In a time where e-commerce has boomed, and retailers and manufacturers are finding the fastest ways to deliver goods, consumers are becoming increasingly impatient and are unwilling to wait more than a few days to receive their packages. As 2020 sparked more digital transformations than ever before, consumer demands for instant gratification significantly increased. Meetings could be organized and held on Zoom in a matter of minutes, food delivery could be ordered through an app and with customers in 30 minutes. Consumers want hyper-efficiency for the lowest possible cost.
This demand and growth primarily resulted from Amazon’s relentless efforts as they spearhead e-commerce advancements and the overall customer experience. Their Prime service slashed wait times, and consumers could order just about anything and have it in their hands in less than 24 hours. But few retailers and manufacturers could achieve this. Amazon’s vast fulfillment centers around the world give them the monopoly on the e-commerce market, and with the workforce behind them, genuine competition is few and far between.
However, as the coronavirus pandemic hit, retailers and manufacturers were faced with huge problems that threatened to derail their future plans and destroy their revenue stream. Stores and showrooms were mostly banned from operating, leading many manufacturers concerned about how they would complete orders and continue the supply chain. Moreover, travel bans meant that buyers could no longer travel to international showrooms to view the latest products and place orders. Ultimately, everyone had to adapt to a new standard, and manufacturers needed to find a way to replicate the buying process without compromising on experience quality and realism.

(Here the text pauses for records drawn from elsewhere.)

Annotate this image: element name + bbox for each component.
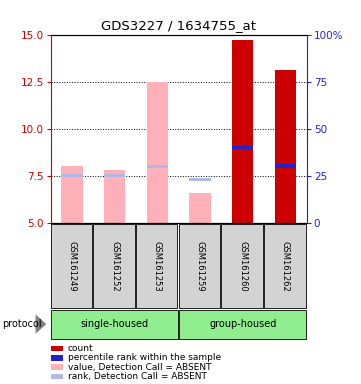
Text: rank, Detection Call = ABSENT: rank, Detection Call = ABSENT (68, 372, 207, 381)
Bar (51, 223, 92, 308)
Text: count: count (68, 344, 93, 353)
Bar (232, 40, 253, 223)
Bar (104, 170, 125, 223)
Bar (190, 178, 211, 181)
Bar (179, 223, 220, 308)
Text: GSM161259: GSM161259 (196, 241, 205, 291)
Title: GDS3227 / 1634755_at: GDS3227 / 1634755_at (101, 19, 256, 32)
Bar (136, 223, 177, 308)
Bar (179, 310, 306, 339)
Bar (93, 223, 135, 308)
Bar (190, 193, 211, 223)
Bar (221, 223, 263, 308)
Bar (232, 146, 253, 149)
Bar (61, 166, 83, 223)
Text: GSM161252: GSM161252 (110, 241, 119, 291)
Bar (275, 164, 296, 168)
Bar (51, 310, 178, 339)
Text: protocol: protocol (2, 319, 42, 329)
Text: GSM161249: GSM161249 (68, 241, 77, 291)
Bar (264, 223, 305, 308)
Polygon shape (35, 314, 46, 334)
Bar (104, 174, 125, 177)
Text: percentile rank within the sample: percentile rank within the sample (68, 353, 221, 362)
Text: GSM161262: GSM161262 (281, 240, 290, 291)
Bar (147, 165, 168, 168)
Text: group-housed: group-housed (209, 319, 277, 329)
Bar (275, 70, 296, 223)
Text: single-housed: single-housed (81, 319, 149, 329)
Bar (147, 82, 168, 223)
Text: GSM161260: GSM161260 (238, 240, 247, 291)
Bar (61, 174, 83, 177)
Text: value, Detection Call = ABSENT: value, Detection Call = ABSENT (68, 362, 212, 372)
Text: GSM161253: GSM161253 (153, 240, 162, 291)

Virtual Showrooms are becoming more and more popular spreading quickly between diefferent industries in the retail sector.
Mitsubishi, a multinational electronic manufacturing company, wanted to recreate their physical showroom to display their new air conditioning units accurately. Instead of sending potential buyers a grid thumbnail list of their products with detailed specifications, Mitsubishi had more creative ideas. After employing ByondXR to develop their virtual showroom, the company were not only presented with a life-like 360-degree showroom, displaying all of their products in high-definition, but their vision was elevated as ByondXR added a virtual living room space to showcase their products in a real-life environment. This interactive addition enabled manufacturers to understand the value and target demographics that each of the units would cater to. The showroom was made user-friendly and easily accessible, disclosing product details by clicking on each air conditioning unit. At the same time, television screens presented brochures, videos, and simulations of the Mitsubishi products.
The showroom brought Mitsubishi’s vision to life, enabling them to exhibit an immersive and dynamic experience for buyers and satisfying executives at the multinational corporation. Gina Larrea, Residential Sales at Mitsubishi Electric, explained, “Seeing the ByondXR team in action was truly impressive. They took on challenges in an industry that was not familiar to them and managed to execute my vision efficiently and in a timely manner. We see a tremendous value in providing a seamless interactive experience to our stakeholders and ByondXR made it happen in the best way possible.”
Bringing Mitsubishi’s showroom to life through our VR program has proven that businesses in many industries can benefit from this end-to-end sales solution and utilize it to upgrade and progress their digital efforts. As companies continue to search for innovative ways to make online buying more engaging, ByondXR has established a full-proof formula to increase engagement, conversion, and return on investment.